Les États-Unis ont décidé d'imposer des sanctions au chef de la diplomatie iranienne Mohammad Javad Zarif, l'homme dont les entretiens avec les médias américains ont totalement désarmé l'administration US, alors que Mike Pompeo avait déjà largement restreint ses déplacements sur le sol américain. Pour de nombreux observateurs, la décision du Trésor US réduit à néant les chances de l'amorce d'un dialogue de part et d'autre, si tant est qu'un tel dialogue soit réellement possible, dans un contexte où les États-Unis continuent à rameuter ses troupes pour faire la guerre à l'Iran.
La réaction du ministre Zarif à cet aveu d'impuissance américain ne s'est pas tardé. Il ne s'est pas montré impressionné: lui et sa famille n'ayant aucune propriété ou intérêt en dehors de l'Iran:
« La raison pour laquelle les États-Unis s'en prennent à moi est que je suis le principal porte-parole de l'Iran à travers le monde. Cela n'aura aucun effet sur moi et ma famille. Parce que je n'ai aucun bien et intérêt en dehors de l'Iran. merci de me voir comme une aussi grande menace à votre agenda. »
Cette décision a été prise un peu après des interviews que M. Zarif a accordées à des médias américains, malgré des contraintes infligées par l’administration américaine aux diplomates iraniens sur le territoire américain. Le secrétaire d’État américain, Mike Pompeo, n'avait pas pu se garder de laisser éclater sa colère contre son homologue iranien et ses talents reconnus à véhiculer le message de son peuple.
« Les États-Unis ont décidé d’imposer des sanctions au chef de la diplomatie iranienne Mohammad Javad Zarif, visage du régime qui répand à l’étranger la propagande et les campagnes de désinformation favorables au programme nucléaire de Téhéran, à ses missiles balistiques et à ses réseaux terroristes », a déclaré un haut responsable de l'administration ayant requis l'anonymat.
Le porte-parole du ministère des Affaires étrangères, Abbas Moussavi, a de son côté dénoncé une décision qui reflète « la peur des Américains d'un discours diplomatique logique et convaincant » :
« Les autorités américaines ont peur de la logique et de la force de conviction qui émanent du discours de M. Zarif et de ses stratégies de négociations. »
Le secrétaire américain au Trésor, Steven Mnuchin, a tenté de justifier sa décision par le fait que Zarif a aidé à mettre en œuvre « la politique imprudente du Leader religieux de la révolution iranienne l’ayatollah Ali Khamenei ».
« Le grand paradoxe est que les Américains prétendent que Zarif n'a aucun poids sur la scène de la politique intérieure iranienne et qu'il n'est qu'un simple porte-parole tout en le sanctionnant. Et bien, on ne sanctionne pas un haut diplomate qui ne pèse pas ! », a signalé le porte-parole de la diplomatie iranienne.
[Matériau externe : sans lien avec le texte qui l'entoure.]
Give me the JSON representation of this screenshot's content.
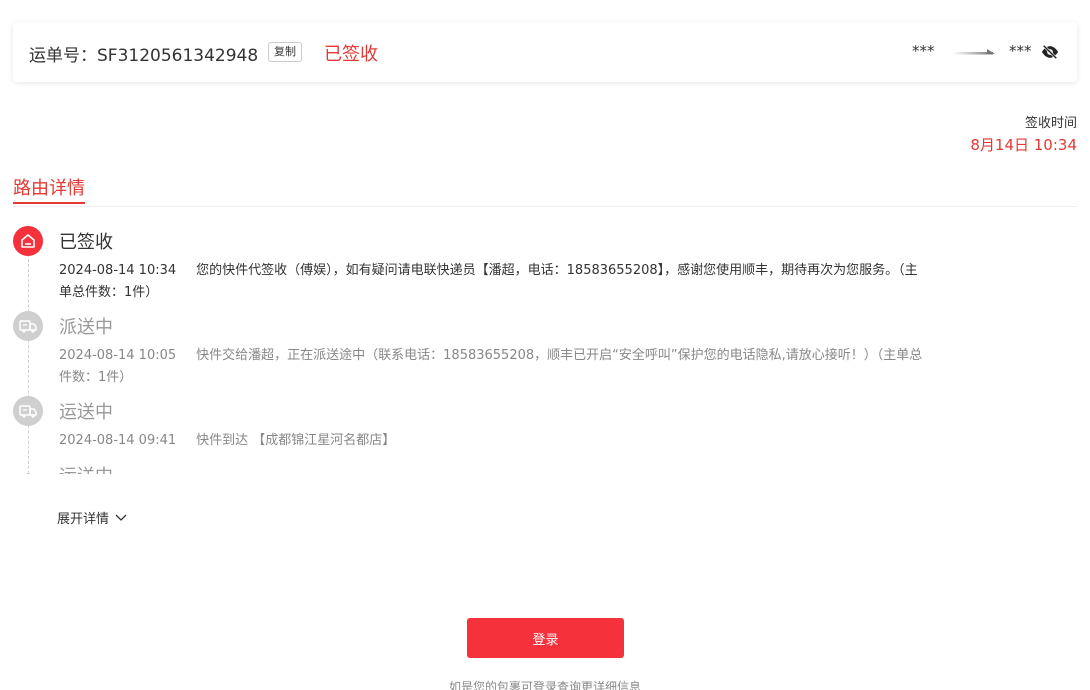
{
  "header": {
    "waybill_label": "运单号：SF3120561342948",
    "copy_label": "复制",
    "status": "已签收",
    "route_from": "***",
    "route_to": "***",
    "eye_icon": "eye-slash-icon"
  },
  "sign": {
    "label": "签收时间",
    "time": "8月14日 10:34"
  },
  "tab": {
    "title": "路由详情"
  },
  "timeline": [
    {
      "status": "已签收",
      "time": "2024-08-14 10:34",
      "text": "您的快件代签收（傅娱），如有疑问请电联快递员【潘超，电话：18583655208】，感谢您使用顺丰，期待再次为您服务。（主单总件数：1件）",
      "icon": "signed-home-icon",
      "active": true
    },
    {
      "status": "派送中",
      "time": "2024-08-14 10:05",
      "text": "快件交给潘超，正在派送途中（联系电话：18583655208，顺丰已开启“安全呼叫”保护您的电话隐私,请放心接听！）（主单总件数：1件）",
      "icon": "truck-icon",
      "active": false
    },
    {
      "status": "运送中",
      "time": "2024-08-14 09:41",
      "text": "快件到达 【成都锦江星河名都店】",
      "icon": "truck-icon",
      "active": false
    },
    {
      "status": "运送中",
      "time": "",
      "text": "",
      "icon": "dot-icon",
      "active": false
    }
  ],
  "expand_label": "展开详情",
  "login_label": "登录",
  "hint": "如是您的包裹可登录查询更详细信息",
  "colors": {
    "accent": "#f5323c",
    "status_red": "#e53935",
    "gray_icon": "#cfcfcf"
  }
}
L'ex-conseiller du département d'État et ex-ambassadeur US à l'OTAN, Robert E. Hunter, a réagi à la décision du Trésor américain en y voyant un acte qui vise à « faire entrer dans le domaine du privé de grosses divergences politiques qui opposent l'Iran et les États-Unis ».
Interrogé par l'IRNA, il a affirmé: « Si Zarif est un personnage sans autorité ni poids, pourquoi alors le sanctionner ? C'est là un acte totalement absurde et insensé. »
Hunter renvoyait aux propos d'un responsable US cité un peu plus tôt par Reuters qui a dit : « Trump veut dialoguer avec l'Iran mais il veut que son interlocuteur soit un responsable de l'exécutif. Ce qui n'est pas le cas de Zarif. »
« Je ne sais vraiment pas à quoi mène ce genre de décisions. Tout ce que je sais c'est que tout le monde tente d'ouvrir le dialogue entre Téhéran et Washington mais que paradoxalement, les portes du dialogue se ferment les unes après les autres.Ce qui est loin d'être une approche raisonnable », a estimé M. Hunter.
La décision du Trésor US intervient au plus fort des tensions entre les États-Unis et l'Iran dans la région du golfe Persique où Washington cherche à créer une coalition militaire contre l'Iran. « Sur le plan militaire, les USA sont tombés dans le piège de l'Iran et il semble que sur le plan de la diplomatie, M. Zarif a réussi aussi à les piéger », note un observateur.